Wollemi Pine (Wollemia nobilis), Family Araucariaceae
Adelaide, South Australia

Credit & Copyright: Dr. Bruce G. Marcot

Explanation:  Just another tree, you say?  Definitively ... not.

This is likely the world's rarest tree in its native habitat.  I was lucky to discover a single planted specimen here in the Botanic Gardens of Adelaide, South Australia.  
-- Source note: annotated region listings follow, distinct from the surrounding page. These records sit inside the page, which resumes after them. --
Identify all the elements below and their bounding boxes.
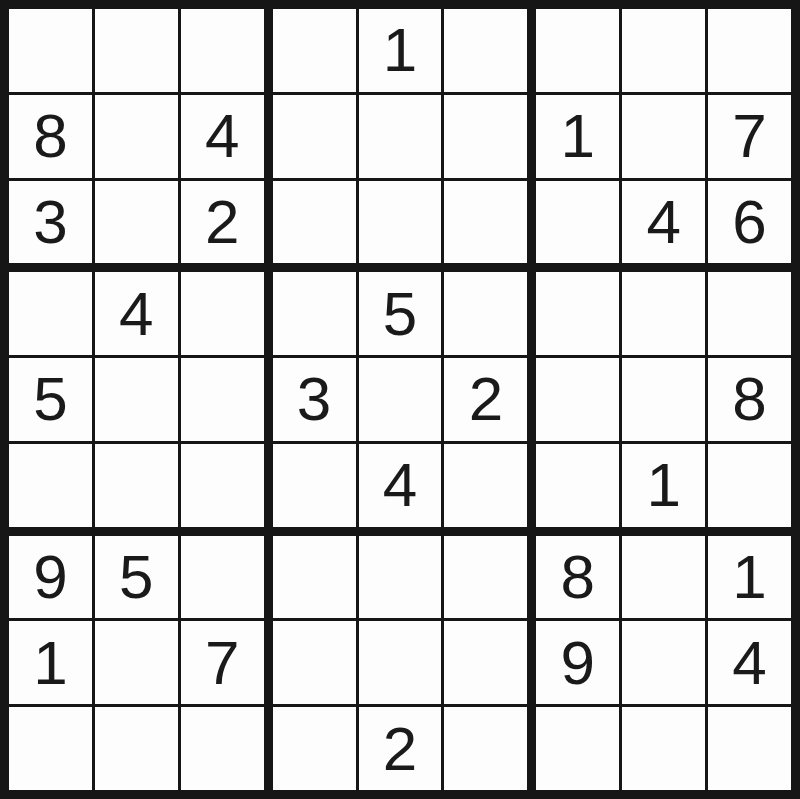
cell-r9c5[interactable]: 2 <box>359 707 442 790</box>
cell-r3c5[interactable] <box>359 181 442 264</box>
cell-r8c8[interactable] <box>622 621 705 704</box>
box-5: 5 3 2 4 <box>273 272 528 526</box>
cell-r4c2[interactable]: 4 <box>95 272 178 355</box>
cell-r3c6[interactable] <box>444 181 527 264</box>
cell-r6c8[interactable]: 1 <box>622 444 705 527</box>
cell-r7c5[interactable] <box>359 536 442 619</box>
cell-r7c7[interactable]: 8 <box>536 536 619 619</box>
cell-r2c9[interactable]: 7 <box>708 95 791 178</box>
cell-r5c5[interactable] <box>359 358 442 441</box>
cell-r5c4[interactable]: 3 <box>273 358 356 441</box>
cell-r7c8[interactable] <box>622 536 705 619</box>
cell-r2c8[interactable] <box>622 95 705 178</box>
sudoku-board: 8 4 3 2 1 1 7 4 6 4 5 <box>0 0 800 799</box>
cell-r2c4[interactable] <box>273 95 356 178</box>
cell-r3c1[interactable]: 3 <box>9 181 92 264</box>
cell-r4c6[interactable] <box>444 272 527 355</box>
cell-r5c1[interactable]: 5 <box>9 358 92 441</box>
cell-r4c3[interactable] <box>181 272 264 355</box>
cell-r7c1[interactable]: 9 <box>9 536 92 619</box>
cell-r6c9[interactable] <box>708 444 791 527</box>
cell-r8c7[interactable]: 9 <box>536 621 619 704</box>
cell-r6c4[interactable] <box>273 444 356 527</box>
cell-r5c8[interactable] <box>622 358 705 441</box>
cell-r5c3[interactable] <box>181 358 264 441</box>
cell-r7c2[interactable]: 5 <box>95 536 178 619</box>
cell-r3c9[interactable]: 6 <box>708 181 791 264</box>
cell-r2c5[interactable] <box>359 95 442 178</box>
cell-r5c6[interactable]: 2 <box>444 358 527 441</box>
cell-r2c2[interactable] <box>95 95 178 178</box>
cell-r3c2[interactable] <box>95 181 178 264</box>
cell-r1c9[interactable] <box>708 9 791 92</box>
cell-r1c5[interactable]: 1 <box>359 9 442 92</box>
cell-r1c6[interactable] <box>444 9 527 92</box>
cell-r9c7[interactable] <box>536 707 619 790</box>
box-6: 8 1 <box>536 272 791 526</box>
cell-r1c4[interactable] <box>273 9 356 92</box>
cell-r3c7[interactable] <box>536 181 619 264</box>
cell-r6c5[interactable]: 4 <box>359 444 442 527</box>
box-3: 1 7 4 6 <box>536 9 791 263</box>
cell-r8c5[interactable] <box>359 621 442 704</box>
cell-r9c8[interactable] <box>622 707 705 790</box>
cell-r7c9[interactable]: 1 <box>708 536 791 619</box>
cell-r9c1[interactable] <box>9 707 92 790</box>
cell-r1c1[interactable] <box>9 9 92 92</box>
cell-r3c3[interactable]: 2 <box>181 181 264 264</box>
cell-r6c7[interactable] <box>536 444 619 527</box>
cell-r6c6[interactable] <box>444 444 527 527</box>
cell-r4c4[interactable] <box>273 272 356 355</box>
cell-r4c9[interactable] <box>708 272 791 355</box>
cell-r7c3[interactable] <box>181 536 264 619</box>
cell-r5c9[interactable]: 8 <box>708 358 791 441</box>
cell-r8c4[interactable] <box>273 621 356 704</box>
cell-r2c7[interactable]: 1 <box>536 95 619 178</box>
cell-r4c7[interactable] <box>536 272 619 355</box>
cell-r6c1[interactable] <box>9 444 92 527</box>
cell-r6c2[interactable] <box>95 444 178 527</box>
cell-r4c1[interactable] <box>9 272 92 355</box>
cell-r3c8[interactable]: 4 <box>622 181 705 264</box>
cell-r2c1[interactable]: 8 <box>9 95 92 178</box>
box-2: 1 <box>273 9 528 263</box>
cell-r9c6[interactable] <box>444 707 527 790</box>
cell-r6c3[interactable] <box>181 444 264 527</box>
box-7: 9 5 1 7 <box>9 536 264 790</box>
cell-r9c4[interactable] <box>273 707 356 790</box>
cell-r5c7[interactable] <box>536 358 619 441</box>
cell-r8c9[interactable]: 4 <box>708 621 791 704</box>
cell-r3c4[interactable] <box>273 181 356 264</box>
cell-r4c8[interactable] <box>622 272 705 355</box>
cell-r7c4[interactable] <box>273 536 356 619</box>
cell-r1c7[interactable] <box>536 9 619 92</box>
cell-r9c2[interactable] <box>95 707 178 790</box>
cell-r8c1[interactable]: 1 <box>9 621 92 704</box>
cell-r9c9[interactable] <box>708 707 791 790</box>
cell-r8c3[interactable]: 7 <box>181 621 264 704</box>
cell-r8c6[interactable] <box>444 621 527 704</box>
box-9: 8 1 9 4 <box>536 536 791 790</box>
cell-r2c3[interactable]: 4 <box>181 95 264 178</box>
box-8: 2 <box>273 536 528 790</box>
cell-r2c6[interactable] <box>444 95 527 178</box>
cell-r7c6[interactable] <box>444 536 527 619</box>
box-4: 4 5 <box>9 272 264 526</box>
cell-r1c2[interactable] <box>95 9 178 92</box>
cell-r1c8[interactable] <box>622 9 705 92</box>
box-1: 8 4 3 2 <box>9 9 264 263</box>
cell-r5c2[interactable] <box>95 358 178 441</box>
cell-r9c3[interactable] <box>181 707 264 790</box>
cell-r4c5[interactable]: 5 <box>359 272 442 355</box>
cell-r8c2[interactable] <box>95 621 178 704</box>
cell-r1c3[interactable] <box>181 9 264 92</box>
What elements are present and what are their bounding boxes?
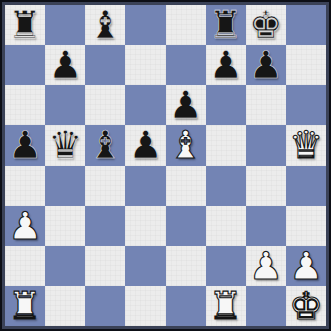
- square-c1[interactable]: [85, 286, 125, 326]
- square-e7[interactable]: [166, 45, 206, 85]
- square-b2[interactable]: [45, 246, 85, 286]
- black-bishop[interactable]: ♝: [88, 5, 122, 45]
- square-g8[interactable]: ♚: [246, 5, 286, 45]
- square-e1[interactable]: [166, 286, 206, 326]
- square-f6[interactable]: [206, 85, 246, 125]
- square-b3[interactable]: [45, 206, 85, 246]
- square-b4[interactable]: [45, 166, 85, 206]
- square-f5[interactable]: [206, 125, 246, 165]
- square-e2[interactable]: [166, 246, 206, 286]
- square-e6[interactable]: ♟: [166, 85, 206, 125]
- black-bishop[interactable]: ♝: [88, 125, 122, 165]
- black-rook[interactable]: ♜: [8, 5, 42, 45]
- square-c7[interactable]: [85, 45, 125, 85]
- square-h7[interactable]: [286, 45, 326, 85]
- black-pawn[interactable]: ♟: [128, 125, 162, 165]
- square-c6[interactable]: [85, 85, 125, 125]
- white-bishop[interactable]: ♝: [169, 125, 203, 165]
- square-f1[interactable]: ♜: [206, 286, 246, 326]
- square-f4[interactable]: [206, 166, 246, 206]
- square-b1[interactable]: [45, 286, 85, 326]
- chess-board: ♜♝♜♚♟♟♟♟♟♛♝♟♝♛♟♟♟♜♜♚: [5, 5, 326, 326]
- white-rook[interactable]: ♜: [209, 286, 243, 326]
- square-f7[interactable]: ♟: [206, 45, 246, 85]
- white-pawn[interactable]: ♟: [8, 206, 42, 246]
- square-a1[interactable]: ♜: [5, 286, 45, 326]
- square-e3[interactable]: [166, 206, 206, 246]
- square-b8[interactable]: [45, 5, 85, 45]
- black-pawn[interactable]: ♟: [8, 125, 42, 165]
- square-a6[interactable]: [5, 85, 45, 125]
- white-rook[interactable]: ♜: [8, 286, 42, 326]
- black-rook[interactable]: ♜: [209, 5, 243, 45]
- square-a4[interactable]: [5, 166, 45, 206]
- square-b5[interactable]: ♛: [45, 125, 85, 165]
- square-a8[interactable]: ♜: [5, 5, 45, 45]
- black-king[interactable]: ♚: [249, 5, 283, 45]
- square-h8[interactable]: [286, 5, 326, 45]
- square-b6[interactable]: [45, 85, 85, 125]
- square-f8[interactable]: ♜: [206, 5, 246, 45]
- square-d2[interactable]: [125, 246, 165, 286]
- square-h1[interactable]: ♚: [286, 286, 326, 326]
- square-f3[interactable]: [206, 206, 246, 246]
- black-pawn[interactable]: ♟: [249, 45, 283, 85]
- square-d4[interactable]: [125, 166, 165, 206]
- square-g7[interactable]: ♟: [246, 45, 286, 85]
- square-a3[interactable]: ♟: [5, 206, 45, 246]
- square-c4[interactable]: [85, 166, 125, 206]
- square-d7[interactable]: [125, 45, 165, 85]
- square-f2[interactable]: [206, 246, 246, 286]
- square-d5[interactable]: ♟: [125, 125, 165, 165]
- chess-board-frame: ♜♝♜♚♟♟♟♟♟♛♝♟♝♛♟♟♟♜♜♚: [0, 0, 331, 331]
- square-g4[interactable]: [246, 166, 286, 206]
- white-pawn[interactable]: ♟: [289, 246, 323, 286]
- square-d8[interactable]: [125, 5, 165, 45]
- square-g3[interactable]: [246, 206, 286, 246]
- square-c3[interactable]: [85, 206, 125, 246]
- white-pawn[interactable]: ♟: [249, 246, 283, 286]
- square-d3[interactable]: [125, 206, 165, 246]
- square-c2[interactable]: [85, 246, 125, 286]
- square-d1[interactable]: [125, 286, 165, 326]
- square-b7[interactable]: ♟: [45, 45, 85, 85]
- square-c5[interactable]: ♝: [85, 125, 125, 165]
- black-queen[interactable]: ♛: [48, 125, 82, 165]
- square-g1[interactable]: [246, 286, 286, 326]
- white-queen[interactable]: ♛: [289, 125, 323, 165]
- black-pawn[interactable]: ♟: [169, 85, 203, 125]
- square-h5[interactable]: ♛: [286, 125, 326, 165]
- square-g5[interactable]: [246, 125, 286, 165]
- square-h2[interactable]: ♟: [286, 246, 326, 286]
- black-pawn[interactable]: ♟: [48, 45, 82, 85]
- square-e8[interactable]: [166, 5, 206, 45]
- black-pawn[interactable]: ♟: [209, 45, 243, 85]
- square-h4[interactable]: [286, 166, 326, 206]
- square-a7[interactable]: [5, 45, 45, 85]
- square-g2[interactable]: ♟: [246, 246, 286, 286]
- white-king[interactable]: ♚: [289, 286, 323, 326]
- square-a2[interactable]: [5, 246, 45, 286]
- square-d6[interactable]: [125, 85, 165, 125]
- square-h3[interactable]: [286, 206, 326, 246]
- square-c8[interactable]: ♝: [85, 5, 125, 45]
- square-e4[interactable]: [166, 166, 206, 206]
- square-a5[interactable]: ♟: [5, 125, 45, 165]
- square-h6[interactable]: [286, 85, 326, 125]
- square-e5[interactable]: ♝: [166, 125, 206, 165]
- square-g6[interactable]: [246, 85, 286, 125]
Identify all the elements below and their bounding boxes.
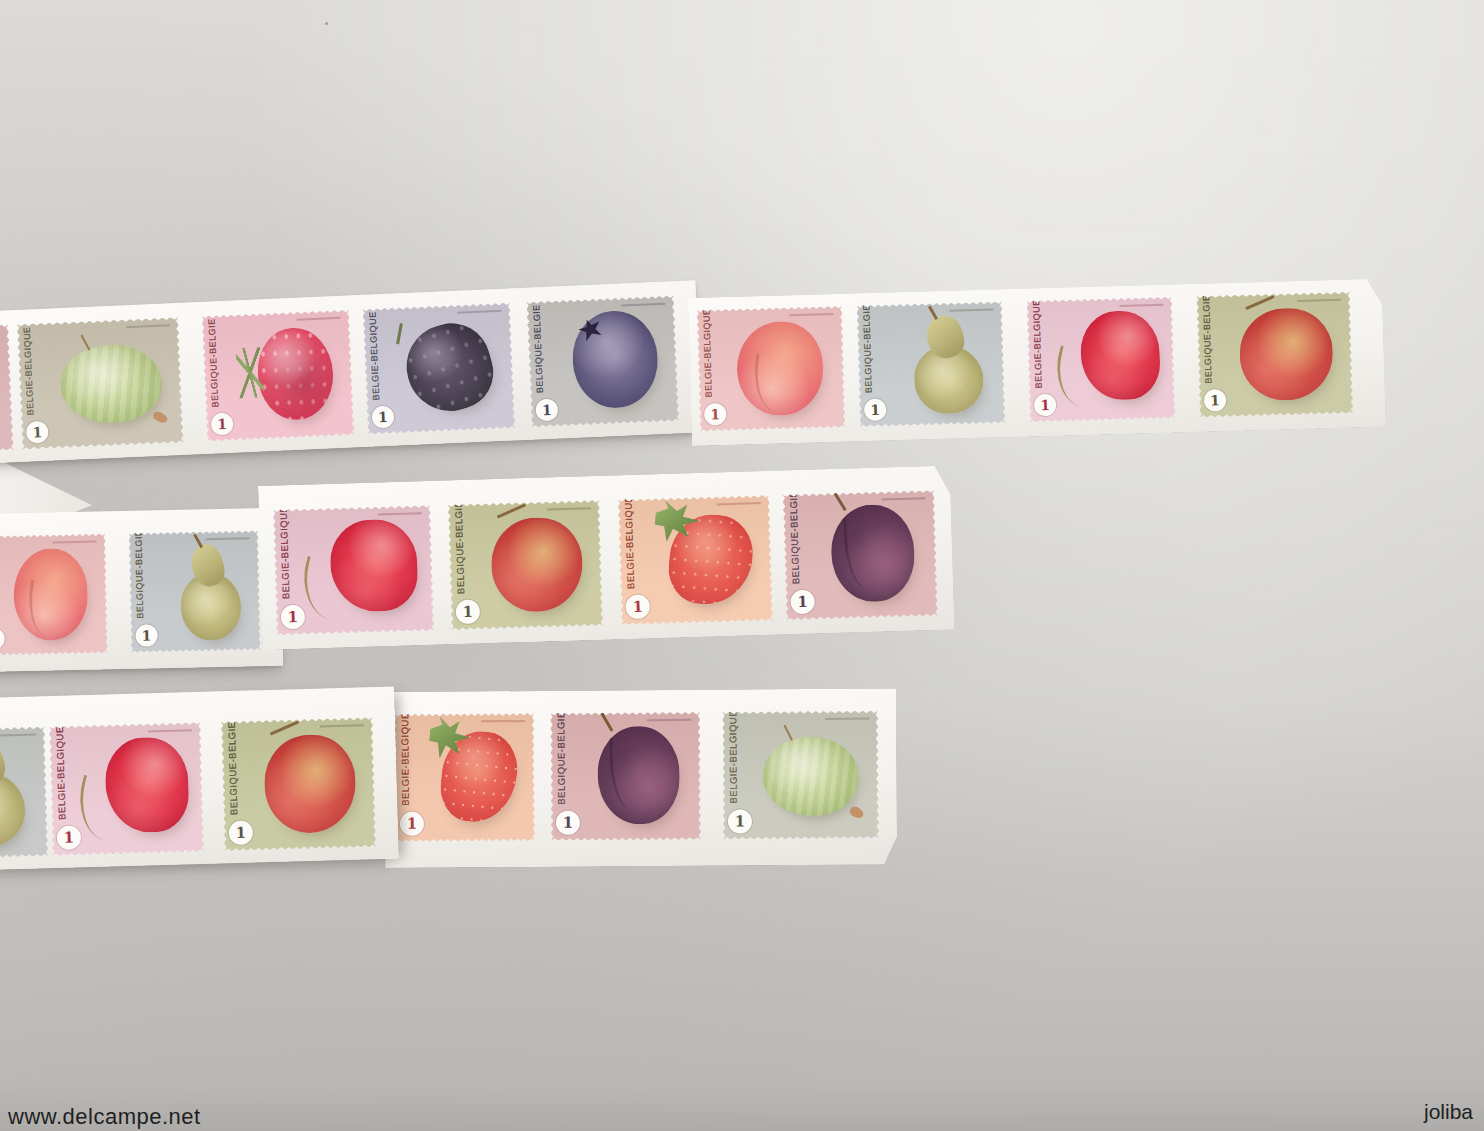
apple-illustration bbox=[243, 721, 372, 846]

This is a Wollemi pine.  It is of the botanic genus Wollemia.  This species is the only living, surviving member of this genus.  And the genus dates back to ... the dinosaurs.  Really ancient dinosaurs.  Dating back 200 million years ago.  

For a very long time, this entire genus of trees was thought to be extinct, until a tiny remnant wild population was discovered in 1994 in a remote canyon of New South Wales.  There, only about 80 mature individuals and maybe a few hundred seedlings of this species still remain.  IUCN ranks the Wollemi pine as Critically Endangered, which is just one step up from being, well, Extinct.  

  

This healthy lone specimen adorns the Botanic Gardens
of Adelaide, South Australia.
Other specimens have been cultivated and are now
distributed
in nearly 100 botanic gardens around the world,
helping to safeguard the future of the species,
although not in its native habitat.
    

The tree is named after Wollemi National Park, where it was discovered.  Access there is now severely restricted, even to researchers, to help protect this tiny remnant population of the world's rarest living fossil tree.  

Wollemi pines belong to the family Auricariaceae that includes Norfolk Island pine, kauri, hoop pine, and monkey puzzle tree.  Members of this family of trees are found in New Zealand, Australia, the South Pacific, and South America ... wonderful indicators of the ancient continental drift and plate tectonics that broke apart Pangea into the continents we know today.

And, oh, by the way, the Wollemi pine is not a pine.